On the eve of the Jackson Hole Fed gathering, the San Francisco Reserve Bank Chairman, John Williams, has launched an enlightening debate on the challenge raised by protracted natural interest rates. The so-called r-star would rank now close to zero in the US and below that threshold in the Eurozone.Williams claims central banks’ short-term money pricing can barely influence natural rates, whose sweeping decline over the last decade stems from key structural weaknesses in the economy. Low growth and poor productivity performance drive down inflation and rate expectations, depressing the levels of current expenditure. He joins Larry Summers in warning about the danger of secular stagnation unless a robust policy mix fully embodying long-term objectives is implemented. But, more crucially, he flatly points to flaws in monetary policy in tackling such a sharp slide.

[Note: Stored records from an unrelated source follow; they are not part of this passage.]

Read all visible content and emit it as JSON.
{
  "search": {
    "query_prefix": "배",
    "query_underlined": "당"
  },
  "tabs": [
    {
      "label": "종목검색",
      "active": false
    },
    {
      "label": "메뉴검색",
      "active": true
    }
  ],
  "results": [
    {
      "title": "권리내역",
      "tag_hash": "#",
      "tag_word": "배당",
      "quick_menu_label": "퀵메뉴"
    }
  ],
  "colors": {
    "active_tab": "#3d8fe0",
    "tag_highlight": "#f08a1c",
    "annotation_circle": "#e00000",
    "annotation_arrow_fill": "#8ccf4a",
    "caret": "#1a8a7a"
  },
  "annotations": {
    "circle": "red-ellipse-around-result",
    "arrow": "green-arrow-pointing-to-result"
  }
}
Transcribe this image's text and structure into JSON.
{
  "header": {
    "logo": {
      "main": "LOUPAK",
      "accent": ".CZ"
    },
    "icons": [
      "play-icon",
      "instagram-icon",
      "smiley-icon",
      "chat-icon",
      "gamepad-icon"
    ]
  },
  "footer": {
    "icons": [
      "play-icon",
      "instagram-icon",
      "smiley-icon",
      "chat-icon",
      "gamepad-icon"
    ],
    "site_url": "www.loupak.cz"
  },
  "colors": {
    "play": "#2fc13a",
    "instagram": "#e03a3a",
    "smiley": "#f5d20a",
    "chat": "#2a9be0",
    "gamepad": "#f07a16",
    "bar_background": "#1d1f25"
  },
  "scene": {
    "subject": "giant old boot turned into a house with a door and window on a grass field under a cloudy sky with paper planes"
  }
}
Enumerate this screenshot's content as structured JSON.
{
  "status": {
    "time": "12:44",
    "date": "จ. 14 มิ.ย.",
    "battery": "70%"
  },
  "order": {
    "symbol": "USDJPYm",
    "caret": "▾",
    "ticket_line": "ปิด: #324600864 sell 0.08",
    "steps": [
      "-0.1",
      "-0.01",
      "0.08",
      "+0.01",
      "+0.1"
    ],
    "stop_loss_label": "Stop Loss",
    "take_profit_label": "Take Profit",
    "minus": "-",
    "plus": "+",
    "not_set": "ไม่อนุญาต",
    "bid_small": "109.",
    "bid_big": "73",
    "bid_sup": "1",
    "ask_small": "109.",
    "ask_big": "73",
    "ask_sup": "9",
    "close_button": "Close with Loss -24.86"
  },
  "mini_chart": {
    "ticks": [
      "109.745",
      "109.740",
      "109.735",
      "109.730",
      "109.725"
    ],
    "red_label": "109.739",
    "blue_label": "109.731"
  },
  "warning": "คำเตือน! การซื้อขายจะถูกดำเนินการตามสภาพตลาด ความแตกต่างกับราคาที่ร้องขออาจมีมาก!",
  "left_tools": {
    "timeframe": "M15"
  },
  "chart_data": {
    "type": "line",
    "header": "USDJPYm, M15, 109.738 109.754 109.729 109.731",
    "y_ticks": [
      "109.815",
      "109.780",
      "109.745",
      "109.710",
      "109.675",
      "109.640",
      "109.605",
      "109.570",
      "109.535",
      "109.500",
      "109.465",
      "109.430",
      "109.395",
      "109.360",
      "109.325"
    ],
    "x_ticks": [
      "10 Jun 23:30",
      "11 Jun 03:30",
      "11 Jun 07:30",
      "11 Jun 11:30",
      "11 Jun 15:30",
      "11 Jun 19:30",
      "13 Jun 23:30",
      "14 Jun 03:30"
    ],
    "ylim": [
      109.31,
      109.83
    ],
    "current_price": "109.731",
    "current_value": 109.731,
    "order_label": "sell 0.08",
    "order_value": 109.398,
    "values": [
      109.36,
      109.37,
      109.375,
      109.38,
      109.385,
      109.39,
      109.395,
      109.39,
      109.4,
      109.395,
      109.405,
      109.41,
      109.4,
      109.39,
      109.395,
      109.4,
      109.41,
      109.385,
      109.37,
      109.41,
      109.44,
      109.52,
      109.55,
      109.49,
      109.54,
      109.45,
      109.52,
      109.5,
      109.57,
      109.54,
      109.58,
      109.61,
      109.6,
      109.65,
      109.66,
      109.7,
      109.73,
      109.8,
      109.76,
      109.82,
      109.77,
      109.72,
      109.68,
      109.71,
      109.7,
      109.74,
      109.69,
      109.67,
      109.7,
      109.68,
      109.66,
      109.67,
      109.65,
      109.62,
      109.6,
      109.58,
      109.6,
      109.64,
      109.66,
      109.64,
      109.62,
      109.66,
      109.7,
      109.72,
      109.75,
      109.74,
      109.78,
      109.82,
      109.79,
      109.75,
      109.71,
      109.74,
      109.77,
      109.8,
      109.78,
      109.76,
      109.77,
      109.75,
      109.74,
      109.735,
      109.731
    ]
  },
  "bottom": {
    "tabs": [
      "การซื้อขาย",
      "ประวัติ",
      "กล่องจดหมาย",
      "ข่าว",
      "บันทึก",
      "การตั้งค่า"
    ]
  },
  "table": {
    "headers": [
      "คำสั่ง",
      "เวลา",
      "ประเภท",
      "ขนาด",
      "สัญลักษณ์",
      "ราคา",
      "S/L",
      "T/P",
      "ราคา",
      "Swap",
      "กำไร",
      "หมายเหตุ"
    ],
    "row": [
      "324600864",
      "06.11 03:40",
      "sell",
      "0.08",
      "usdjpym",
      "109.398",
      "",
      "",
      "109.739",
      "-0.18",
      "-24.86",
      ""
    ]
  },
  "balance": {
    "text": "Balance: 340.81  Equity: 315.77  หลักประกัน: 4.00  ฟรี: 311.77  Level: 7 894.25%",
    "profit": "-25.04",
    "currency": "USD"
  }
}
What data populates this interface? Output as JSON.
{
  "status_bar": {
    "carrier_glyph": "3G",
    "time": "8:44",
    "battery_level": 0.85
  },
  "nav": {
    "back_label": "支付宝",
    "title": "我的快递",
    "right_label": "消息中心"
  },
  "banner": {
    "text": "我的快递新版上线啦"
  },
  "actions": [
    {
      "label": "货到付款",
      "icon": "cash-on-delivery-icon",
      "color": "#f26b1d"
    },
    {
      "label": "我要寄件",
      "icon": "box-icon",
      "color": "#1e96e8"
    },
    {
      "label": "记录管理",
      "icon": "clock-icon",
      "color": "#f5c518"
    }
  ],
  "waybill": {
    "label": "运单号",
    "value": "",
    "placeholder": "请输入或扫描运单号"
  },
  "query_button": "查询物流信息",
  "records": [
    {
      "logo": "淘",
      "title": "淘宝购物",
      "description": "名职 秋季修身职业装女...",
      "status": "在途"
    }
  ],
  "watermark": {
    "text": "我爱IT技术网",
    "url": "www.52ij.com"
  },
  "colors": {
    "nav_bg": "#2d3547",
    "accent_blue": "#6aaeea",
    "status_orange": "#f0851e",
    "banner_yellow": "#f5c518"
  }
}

Extremely low r-star levels imply that conventional monetary tools have little room to stimulate the economy. Even off-the-way measures may prove ineffective in the event of entrenched muted inflation and growth, fuelled by downward prospects. According to John Williams, breaking such a deadlock would call for a higher inflation target coupled with an overhaul in the way the Fed tailors this objective. A move towards nominal GDP targetting would trigger a more aggressive stance whenever the economy falls prey to low-grade growth or markedly less intense price levels.
John Williams’ reasoning mirrors the growing concern policymakers have about monetary policy’s shortcomings in supporting recovery. Introducing targets better fitted for tackling low natural rates seems fully warranted. But, as he acknowledges, running a looser policy may fail to revert the current r-star trend. At the end of the day, one is bound to recognize that the real problem lies in declining expenditure levels. So lowering the saving ratio becomes a must. But this goal is only attainable if the social safety net secures better perspectives for people’s future. Otherwise, they will resort to saving a higher proportion of their current income. Investing in education, enhancing the job outlook and guaranteeing decent public pension schemes all play a crucial role in delivering such an outcome.